Time and Space marching schedule

I would like to implement both Time and Space marching schedule (similarly to what done in the Wave1D example, but unfortunately no code was given, 1D Wave Equation - NVIDIA Docs )

In a post by user @yusuke.takara ( How can I apply the techniques such as temporal-loss weighting and time marching ), it was asked how it is possible to implement such Time Marching schedule.

Moderator @ngeneva suggested to implement a custom Node.

Since I want to pass a custom parametrisation and/or criteria as a function of training epoch’s step, e.g.

time_marching_max_steps = min(cfg.training.max_steps, cfg_data.time_marching_max_steps)
_time_marching_parametrization = lambda step: {
    t_symbol : ( 
        _t_i, 
        min(_t_i + step / time_marching_max_steps  * _t_f, _t_f) 
    )
}

or, a more complicated (for space)

space_marching_max_steps = min(cfg.training.max_steps, cfg_data.space_marching_max_steps)
_spat_xy_max = Q_bounds[Q_keys[0]][1]
_moving_radius = lambda step: (
    2*_r +  (_spat_xy_max - 2*_r )* step/space_marching_max_steps 
)
_elliptic_z_coeff = (_spat_xy_max/_h_tot)**2
z_center = _h_tot/2
_space_marching_criteria = lambda step: And(
     (x - x_center)**2 + (y - y_center)**2 + _elliptic_z_coeff * (z - z_center)**2 <= +( _moving_radius(step) )**2 
)

I have implemented a custom PointwiseConstraint, extending the Constraint class, by updating criteria/parametrization every epoch before computing losses, e.g.

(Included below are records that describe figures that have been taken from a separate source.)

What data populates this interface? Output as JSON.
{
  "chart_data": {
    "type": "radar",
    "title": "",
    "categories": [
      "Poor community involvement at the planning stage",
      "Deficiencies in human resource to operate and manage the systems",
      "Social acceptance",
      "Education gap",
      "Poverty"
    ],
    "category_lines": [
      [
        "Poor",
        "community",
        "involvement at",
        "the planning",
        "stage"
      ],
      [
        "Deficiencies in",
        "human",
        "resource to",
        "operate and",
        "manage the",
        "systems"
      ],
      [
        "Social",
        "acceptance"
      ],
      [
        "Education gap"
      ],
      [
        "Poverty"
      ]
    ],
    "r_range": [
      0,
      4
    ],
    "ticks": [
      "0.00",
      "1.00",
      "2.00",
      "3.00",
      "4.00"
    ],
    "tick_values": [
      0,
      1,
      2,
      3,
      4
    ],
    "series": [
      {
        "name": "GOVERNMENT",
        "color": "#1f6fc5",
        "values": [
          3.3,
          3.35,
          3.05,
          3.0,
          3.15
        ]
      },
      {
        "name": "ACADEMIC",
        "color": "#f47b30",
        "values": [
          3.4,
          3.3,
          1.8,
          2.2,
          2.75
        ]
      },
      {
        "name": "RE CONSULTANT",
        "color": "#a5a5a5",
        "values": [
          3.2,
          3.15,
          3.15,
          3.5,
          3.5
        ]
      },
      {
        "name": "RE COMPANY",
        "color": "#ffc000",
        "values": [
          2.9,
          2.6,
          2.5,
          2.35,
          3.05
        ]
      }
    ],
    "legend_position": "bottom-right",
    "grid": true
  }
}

## here we have the biggest change #####################
    def loss(self, step: int) -> Dict[str, torch.Tensor]:
        """
        Loss function. It is here that the whole change enters.
        
        We need to update the dataset before calling _loss method.
        """
        if self._output_vars is None:
            logger.warn("Calling loss without forward call")
            return {}
        
        # call update dataset
        self.update_dataset(step = step) ## <==== HERE ================
        
        losses = self._loss(
            self._input_vars,
            self._output_vars,
            self._target_vars,
            self._lambda_weighting,
            step,
        )

        return losses

It seems to work, but immediately I experienced the terrible “Loss went to nans”.

So my questions are:

  1. Is there a better way to achieve a marching sampling during training?
  2. Is there a way to debug “loss went to nans”

Thanks in advance